Dr. Reginald Brothers

Dr. Reginald Brothers, DHS Under Secretary for Science and Technology

A new search-and-rescue technology developed in partnership by the Dept. of Homeland Security’s (DHS) Science and Technology Directorate (S&T) and the National Aeronautics and Space Administration‘s (NASA) Jet Propulsion Laboratory (JPL) has been used to rescue four men trapped under 10 feet of debris in Nepal.

Known as FINDER (Finding Individuals for Disaster and Emergency Response), the device uses microwave-radar technology to detect heartbeats of victims trapped in wreckage. Two prototype FINDER devices were deployed following the April 25 earthquake to support search and rescue teams.

“The true test of any technology is how well it works in a real-life operational setting,” DHS Under Secretary for Science and Technology Dr. Reginald Brothers said. “Of course, no one wants disasters to occur, but tools like this are designed to help when our worst nightmares do happen. I am proud that we were able to provide the tools to help rescue these four men.”

“NASA technology plays many roles: driving exploration, protecting the lives of our astronauts and improving — even saving — the lives of people on Earth,” NASA’s chief technologist at NASA Headquarters in Washington Dr.

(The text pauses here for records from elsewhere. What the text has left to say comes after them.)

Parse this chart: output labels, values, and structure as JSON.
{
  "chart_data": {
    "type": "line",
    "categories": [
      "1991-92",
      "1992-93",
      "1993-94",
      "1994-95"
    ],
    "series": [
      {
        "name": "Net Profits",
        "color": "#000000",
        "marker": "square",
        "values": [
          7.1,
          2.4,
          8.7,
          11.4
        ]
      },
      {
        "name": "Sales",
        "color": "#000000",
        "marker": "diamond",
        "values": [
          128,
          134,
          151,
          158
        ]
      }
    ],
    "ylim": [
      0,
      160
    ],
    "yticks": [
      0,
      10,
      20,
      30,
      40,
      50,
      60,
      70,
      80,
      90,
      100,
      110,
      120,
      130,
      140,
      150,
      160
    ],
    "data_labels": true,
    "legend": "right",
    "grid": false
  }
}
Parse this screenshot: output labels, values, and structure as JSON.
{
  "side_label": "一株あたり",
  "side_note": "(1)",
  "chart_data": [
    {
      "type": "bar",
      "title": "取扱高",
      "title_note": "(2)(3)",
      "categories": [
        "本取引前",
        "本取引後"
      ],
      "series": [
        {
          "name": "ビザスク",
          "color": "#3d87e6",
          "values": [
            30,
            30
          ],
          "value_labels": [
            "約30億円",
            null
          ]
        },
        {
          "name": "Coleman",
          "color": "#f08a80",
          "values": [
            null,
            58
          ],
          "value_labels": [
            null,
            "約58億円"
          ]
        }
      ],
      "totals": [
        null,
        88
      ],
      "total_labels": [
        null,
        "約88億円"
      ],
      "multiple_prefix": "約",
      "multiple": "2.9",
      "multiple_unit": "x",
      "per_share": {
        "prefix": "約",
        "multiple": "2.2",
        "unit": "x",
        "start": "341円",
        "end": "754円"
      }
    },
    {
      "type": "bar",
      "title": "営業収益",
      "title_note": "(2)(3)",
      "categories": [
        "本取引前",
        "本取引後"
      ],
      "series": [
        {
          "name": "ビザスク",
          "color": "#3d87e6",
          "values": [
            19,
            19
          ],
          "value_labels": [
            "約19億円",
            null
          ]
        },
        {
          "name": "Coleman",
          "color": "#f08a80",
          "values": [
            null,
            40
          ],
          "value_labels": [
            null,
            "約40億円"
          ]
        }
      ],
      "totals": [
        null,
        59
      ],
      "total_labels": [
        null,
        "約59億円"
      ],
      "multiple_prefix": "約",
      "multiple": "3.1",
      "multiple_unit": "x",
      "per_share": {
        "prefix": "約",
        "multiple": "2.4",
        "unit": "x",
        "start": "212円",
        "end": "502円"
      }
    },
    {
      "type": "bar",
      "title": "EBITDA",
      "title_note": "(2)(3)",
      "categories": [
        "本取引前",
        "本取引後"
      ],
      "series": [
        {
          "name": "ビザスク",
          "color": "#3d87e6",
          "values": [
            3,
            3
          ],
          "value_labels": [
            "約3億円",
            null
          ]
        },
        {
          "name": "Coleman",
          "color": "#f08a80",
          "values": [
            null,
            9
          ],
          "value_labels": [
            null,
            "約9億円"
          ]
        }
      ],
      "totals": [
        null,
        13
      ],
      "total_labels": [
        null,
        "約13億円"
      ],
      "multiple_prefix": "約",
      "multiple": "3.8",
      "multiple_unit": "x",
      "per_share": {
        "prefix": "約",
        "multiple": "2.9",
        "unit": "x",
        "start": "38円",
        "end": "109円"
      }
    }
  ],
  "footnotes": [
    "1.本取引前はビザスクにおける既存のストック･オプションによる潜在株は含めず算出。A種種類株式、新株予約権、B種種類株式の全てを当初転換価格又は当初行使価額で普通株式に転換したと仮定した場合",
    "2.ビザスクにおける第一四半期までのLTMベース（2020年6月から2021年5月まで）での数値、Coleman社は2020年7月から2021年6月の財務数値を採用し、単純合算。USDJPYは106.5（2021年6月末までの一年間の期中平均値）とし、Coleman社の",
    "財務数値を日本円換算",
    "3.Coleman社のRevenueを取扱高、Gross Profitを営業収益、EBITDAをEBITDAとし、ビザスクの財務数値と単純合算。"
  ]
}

David Miller said. “FINDER exemplifies how technology designed for space exploration has profound impacts to life on Earth.”

FINDER has previously demonstrated capabilities of detect people buried under up to 30 feet of rubble, hidden behind 20 feet of solid concrete and from a distant of 100 feet in open spaces. A new “locator” feature has since been added to not only provide search and rescue responders with confirmation of a heartbeat, but also the approximate location of trapped individuals within about five feet, depending on the type of rubble.